A joint effort of WVU’s College of Law, Davis College of Agriculture, Natural Resources, and Design, and Benjamin M. Statler College of Engineering and Mineral Resources, SIPPS will support provisional patent applications of students enrolled in West Virginia colleges and universities.

With a number of courses of study and competitions encouraging entrepreneurship and innovation, the team behind the grant thought the time was right to bolster WVU’s patent resources.

Patricia Hureston Lee, visiting associate professor and director of WVU’s Entrepreneurship and Innovation Law Clinic, noted that WVU faculty have long supported students in their pursuit of protecting their intellectual property. The Benedum grant, she explained, would formalize that support and foster critical mass that may lead to even more patent support services for students.

Law clinic students, supervised by faculty, have provided intellectual property and a variety of legal services to West Virginia student competitors in the West Virginia Statewide Business Plan Competition over the past five years and, more recently, the West Virginia Technology Entrepreneurship Challenge. In the last three years, the law clinic has been an approved Trademark Clinic Pilot Project with the U.S. Patent and Trademark Office (“USPTO), whereby trademarks get expedited review.

“Our hope is that through the SIPPS pilot here at WVU, the law clinic will, in the long term, develop a patent program that will be a Patent Clinic Project of the USPTO, allowing for expedited review for patents as well,” Lee said.

According to Fonda Holehouse, teaching associate professor of agricultural and resource economics in the Davis College and one of Lee’s colleagues in the project, the SIPPS pilot will provide WVU with the resources to coordinate student innovations so that they are able to get provisional patents through outside counsel. This will help to develop a pipeline from West Virginia to the USPTO with the end goal of a fully functioning patent law clinic at WVU. It will also provide WVU law students with experience in the patent process.

“The great news is that there will be funds available for patent filings for these student innovations,” Lee said. “Also wonderful is the fact that there is finally a collaborative solution to assist students who want to obtain provisional patents.”

WVU’s status as an innovation incubator makes that coordination essential.

Holehouse has long seen the need for patent support for students. She coaches teams through the West Virginia Statewide Business Plan Competition, having advised both of last year’s winners, and she knows that the need for intellectual property protection is critical.

She has also partnered with the Statler College and other entities in the creation of the West Virginia Technology Entrepreneurship Challenge, which encourages college and high school students of all academic ranks and majors to develop and commercialize innovative technology in the fields of environment, energy, engineering, medicine and the natural and applied sciences.

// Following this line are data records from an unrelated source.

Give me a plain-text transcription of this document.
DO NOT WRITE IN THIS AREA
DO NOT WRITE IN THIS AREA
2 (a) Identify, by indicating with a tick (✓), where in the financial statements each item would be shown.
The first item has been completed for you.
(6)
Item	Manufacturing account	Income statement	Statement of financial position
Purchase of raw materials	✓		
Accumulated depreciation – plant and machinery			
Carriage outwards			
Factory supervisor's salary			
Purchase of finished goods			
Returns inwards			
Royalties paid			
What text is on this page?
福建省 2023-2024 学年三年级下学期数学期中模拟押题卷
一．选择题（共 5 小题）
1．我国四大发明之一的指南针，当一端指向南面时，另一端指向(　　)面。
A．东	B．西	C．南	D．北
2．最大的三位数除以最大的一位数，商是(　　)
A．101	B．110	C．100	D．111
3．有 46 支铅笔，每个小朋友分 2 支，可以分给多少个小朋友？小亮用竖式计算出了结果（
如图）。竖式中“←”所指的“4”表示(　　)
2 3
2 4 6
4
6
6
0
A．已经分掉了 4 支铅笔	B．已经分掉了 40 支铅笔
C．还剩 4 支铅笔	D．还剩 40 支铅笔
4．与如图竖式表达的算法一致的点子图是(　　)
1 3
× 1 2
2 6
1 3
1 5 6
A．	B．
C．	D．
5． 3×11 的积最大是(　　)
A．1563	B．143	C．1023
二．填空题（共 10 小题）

James Smith, professor of mechanical and aerospace engineering and director of the Center for Industrial Research Applications, represents the Statler College on the SIPPS project. Like Holehouse, he places a high value on mentoring student innovators.

“You need two things for innovation to occur,” Smith said. “You need a good idea, and you need a person with a fire in their belly.”

Smith said that the SIPPS project and resources like it will be critical to identifying those students with both idea and desire and then providing them with the services they need to get their ideas to market.

The Benedum grant was made in conjunction with A State of Minds: The Campaign for West Virginia’s University. The $750 million comprehensive campaign being conducted by the WVU Foundation on behalf of the University runs through December 2015.